3. Resultados e Discussões
Em Campos e na região Norte e Noroeste Fluminense, o jongo sempre foi, tradicionalmente, cantado e dançado por negros oriundos da escravidão, não se estabelecendo o tempo de seu início, mas pode-se imaginar que os primeiros jongueiros vieram para o Brasil, oriundos de Angola, e aqui desenvolveram esta cultura e a mantiveram mesmo depois da abolição da escravatura. O nosso grupo conseguiu, até agora, catalogar mais de 100 pontos de jongo, através de entrevistas com velhos aficionados dessas manifestações e a perspectiva é a de que possamos, a médio e longo prazos, recolher, pelo menos, 200 a 300 composições que muito podem contribuir, a partir da sociolingüística, com o pensamento e a inspiração dos negros escravos ou livres nos últimos 120 anos. Nas reuniões de avaliação os alunos bolsistas salientam, sempre a importância da pesquisa científica e os resultados que podem oferecer, pelo ponto de vista antropológico. Uma dificuldade encontrada pelos alunos bolsistas, principalmente no interior é o esvaziamento das antigas zonas de produção. Constatou-se que os cultores das chamadas raizes culturais estão hoje, em decorrência do êxodo rural, espalhados pelos núcleos favelados das franjas da cidade.
3. Conclusões
O trabalho não pode ser considerado pronto, até porque, das pesquisas agendadas o grupo não conseguiu, ainda, cobrir todas as instâncias e o mapeamento decorre do encontro com os antigos jongueiros, herdeiros das tradições. Mas, podemos assinalar:-* Descoberta dos Quilombos de Barrinha e Deserto Feliz -* Encontro com antigos jongueiros de Goytacazes, nas dependências do Solar do Colégio, na Baixada Campista. * Recolhimento de letras e músicas de jongos remontando os tempos da escravidão. E mostras de jongadas, em Barrinha. (S.Francisco). * Contato com o IPHAN para o reconhecimento das nossas pesquisas e inventários dos grupos mapeados.* Encontro de Jongueiros da Região Sudeste, em Piquete, São Paulo.
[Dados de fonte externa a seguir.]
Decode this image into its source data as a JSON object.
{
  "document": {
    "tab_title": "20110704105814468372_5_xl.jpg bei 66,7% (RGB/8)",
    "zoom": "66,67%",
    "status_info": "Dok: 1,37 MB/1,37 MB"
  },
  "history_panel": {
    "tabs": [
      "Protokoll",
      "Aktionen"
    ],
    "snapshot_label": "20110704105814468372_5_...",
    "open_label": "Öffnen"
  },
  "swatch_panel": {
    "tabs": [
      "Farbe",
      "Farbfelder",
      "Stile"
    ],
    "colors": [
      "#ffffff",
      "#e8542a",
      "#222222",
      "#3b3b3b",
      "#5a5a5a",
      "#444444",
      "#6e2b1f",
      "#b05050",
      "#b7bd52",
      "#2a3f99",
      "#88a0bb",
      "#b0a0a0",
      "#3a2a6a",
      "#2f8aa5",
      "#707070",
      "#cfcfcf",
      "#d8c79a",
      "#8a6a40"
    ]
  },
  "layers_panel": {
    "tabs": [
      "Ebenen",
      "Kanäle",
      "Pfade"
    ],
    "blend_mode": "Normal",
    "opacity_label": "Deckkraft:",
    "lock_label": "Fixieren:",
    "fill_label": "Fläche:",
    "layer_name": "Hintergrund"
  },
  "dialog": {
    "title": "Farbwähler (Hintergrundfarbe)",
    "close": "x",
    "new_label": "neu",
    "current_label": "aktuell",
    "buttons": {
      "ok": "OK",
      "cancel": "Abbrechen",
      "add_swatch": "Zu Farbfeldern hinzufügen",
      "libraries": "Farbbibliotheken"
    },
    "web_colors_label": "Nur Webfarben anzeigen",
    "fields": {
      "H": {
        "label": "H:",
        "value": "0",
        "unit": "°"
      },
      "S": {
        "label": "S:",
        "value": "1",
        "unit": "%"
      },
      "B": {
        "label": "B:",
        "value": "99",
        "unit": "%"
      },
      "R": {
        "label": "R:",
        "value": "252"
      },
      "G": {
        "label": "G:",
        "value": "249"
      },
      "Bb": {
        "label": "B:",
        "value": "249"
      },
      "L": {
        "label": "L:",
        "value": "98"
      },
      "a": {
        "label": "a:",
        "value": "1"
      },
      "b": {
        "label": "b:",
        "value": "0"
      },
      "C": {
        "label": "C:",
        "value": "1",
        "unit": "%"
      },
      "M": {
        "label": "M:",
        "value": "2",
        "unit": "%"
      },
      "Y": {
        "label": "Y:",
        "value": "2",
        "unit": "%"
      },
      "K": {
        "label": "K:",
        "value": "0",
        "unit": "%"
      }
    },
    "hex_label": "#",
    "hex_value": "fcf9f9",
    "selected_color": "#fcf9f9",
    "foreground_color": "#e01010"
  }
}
Sugerimos o prosseguimento das pesquisas, ampliando levantamento no Leste de Minas Gerais e ao sul do Espírito Santo, onde há jongos com o nome de Caxambu (MG) e Congadas(ES), respectivamente.- Além das manifestações jongueiras, a equipe vem encontrando outras culturas, como desafios, versejadores, extravagâncias, Barabadás e o Lanceiro, além da dança da Mana Chica.- Conseguimos recuperar o famoso tambor, de nome “Corre Mundo”, uma peça com mais de 150 anos e que se encontra na FAFIC.
4. Referências Bibliográficas
BELTRÃO, Luiz, Folkcomunicação A Comunicação dos Marginalizados, Cortez Editora, São Paulo, 1980.
BENJAMIM, Roberto, Folkcomunicação No Contexto de Massa, Edições CCHLA, João Pessoa/Natal-2001.
BOSI, Alfredo, Cultura e Tradição, Zahar, Rio de Janeiro, 1986.
LAMEGO, Alberto, O Homem e o Brejo, IBGE, Rio de Janeiro, 1945.
RODRIGUES, Hervé Salgado, Campos Na Taba dos Goytacazes, Imprensa Oficial, Niterói, 1988.
SOARES, Orávio de Campos, Muata Calombo Consciência e Destruição, Editora Fafic, Campos dos Goytacazes, 2004.